My work with radio waves began in 2009 with the Marshland Radio Plumbing Project a still ongoing project which includes a large sculpture (a sink that plays the radio), a series of 4x5foot photographs (in production), hand-made radios, and various maps and electronic schematic drawings.  My work with the radio sink, led to further research on radio waves and therefore to analogue television broadcasts, which in turn resulted in a multifaceted projected entitled Last Days of SnowLast Days of Snow involved several different projects (Nightlights Like Fireflies: a site specific intervention – Waiting for the End: a series of performative loops on CRT monitors – Final Transmissions: documentation from across Canada of the last signals cutting out – and The Begending of the Universe – a performance involving video projections and physics formulae).  Some aspects of this project (particularly “Final Transmissions”) are continuing to be developed.

The Subject

Erected in 1938, the RCI site was transmitting by 1942.  RCI broadcast to Europe, Africa, South America, and the Arctic.  In addition to Canadian broadcasts, this site also served as a relay for Radio China, Radio Japan, Radio Korea, Voice of Vietnam, and Vatican Radio.  It was the only high power shortwave relay station in Canada.

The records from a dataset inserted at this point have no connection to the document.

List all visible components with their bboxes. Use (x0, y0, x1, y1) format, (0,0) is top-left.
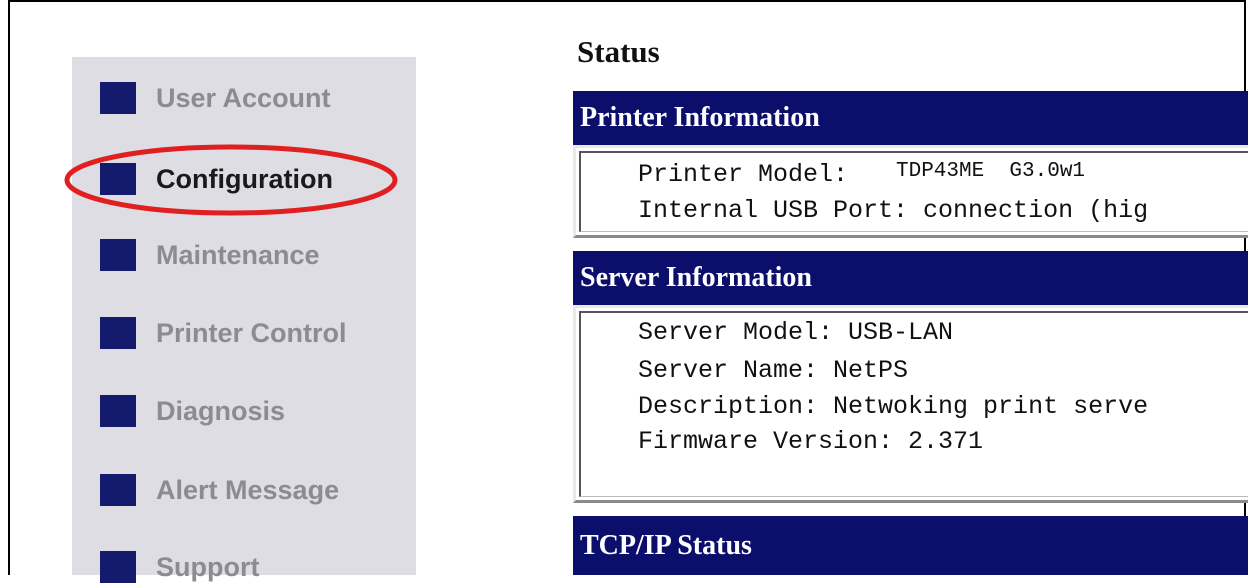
sidebar-item-user-account[interactable]: User Account (100, 78, 331, 118)
sidebar-item-printer-control[interactable]: Printer Control (100, 313, 347, 353)
sidebar: User Account Configuration Maintenance P… (72, 57, 416, 583)
nav-bullet-icon (100, 317, 136, 349)
printer-model-value: TDP43ME G3.0w1 (896, 160, 1086, 183)
sidebar-item-label: Maintenance (156, 239, 320, 270)
nav-bullet-icon (100, 551, 136, 583)
sidebar-item-label: Printer Control (156, 317, 347, 348)
server-information-header: Server Information (573, 251, 1248, 305)
nav-bullet-icon (100, 82, 136, 114)
sidebar-item-diagnosis[interactable]: Diagnosis (100, 391, 285, 431)
printer-information-header: Printer Information (573, 91, 1248, 145)
server-description: Description: Netwoking print serve (638, 392, 1149, 421)
sidebar-item-label: User Account (156, 82, 331, 113)
sidebar-item-support[interactable]: Support (100, 547, 259, 587)
sidebar-item-maintenance[interactable]: Maintenance (100, 235, 320, 275)
printer-information-panel: Printer Model: TDP43ME G3.0w1 Internal U… (573, 145, 1248, 238)
server-name: Server Name: NetPS (638, 356, 909, 385)
tcpip-status-header: TCP/IP Status (573, 516, 1248, 575)
sidebar-item-label: Support (156, 551, 260, 582)
nav-bullet-icon (100, 395, 136, 427)
usb-port-status: Internal USB Port: connection (hig (638, 196, 1149, 225)
nav-bullet-icon (100, 239, 136, 271)
sidebar-item-label: Diagnosis (156, 395, 286, 426)
server-information-panel: Server Model: USB-LAN Server Name: NetPS… (573, 305, 1248, 503)
page-title: Status (577, 34, 660, 69)
printer-model-label: Printer Model: (638, 160, 849, 189)
server-model: Server Model: USB-LAN (638, 318, 954, 347)
sidebar-item-alert-message[interactable]: Alert Message (100, 470, 339, 510)
nav-bullet-icon (100, 474, 136, 506)
highlight-circle-annotation (64, 144, 398, 216)
firmware-version: Firmware Version: 2.371 (638, 427, 984, 456)
sidebar-item-label: Alert Message (156, 474, 340, 505)
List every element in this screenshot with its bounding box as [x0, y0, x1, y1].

While the broadcasts from these towers were intended for an international audience, they also had an immediate impact on the locals who lived within a 50 km radius. Many local residents reported hearing radio broadcasts emanating from unusual household appliances, including kitchen sinks, bathtubs, toasters, refrigerators, telephones, and light fixtures. On an emotional level, the radio towers tied in to a very deep sense of home for many residents, as they stood as an incredibly distinctive landmark when travelling along the trans-Canada highway. In addition to their striking visual presence on the flat, sea level landscape, they also added to the invisible landscape of the region through the radio waves that they transmitted, as well as through the folklore and rural mythology that they inspired.

A turn of events

In 2012, they announced that the site would be shut down.  The last Canadian international shortwave broadcast was sent in June of 2012, the final international relays were sent in October 2012, the last arctic broadcast (and the final broadcast to ever transmit from this site) was sent in November 2012.  Here is a quote from Mark Montgommery, host of the Link, from the final RCI broadcast on June 24, 2012:

"It's also being said that shortwave is a technology at the end of its lifecycle or quite simply obsolete.  And while there is no denying the importance of the internet, there's also no denying that it can be and is regularly blocked by authoritarian regimes.  Shortwave broadcasts on the other hand almost always get through to people hungry for information.  Radio has also always been extremely inexpensive and highly portable, easily accessible to everyone around the world no matter what their financial situation.  But now I find myself, on behalf of all of us, saying goodbye to 67 years of radio, and so, for all of us, thank you so much, and goodbye."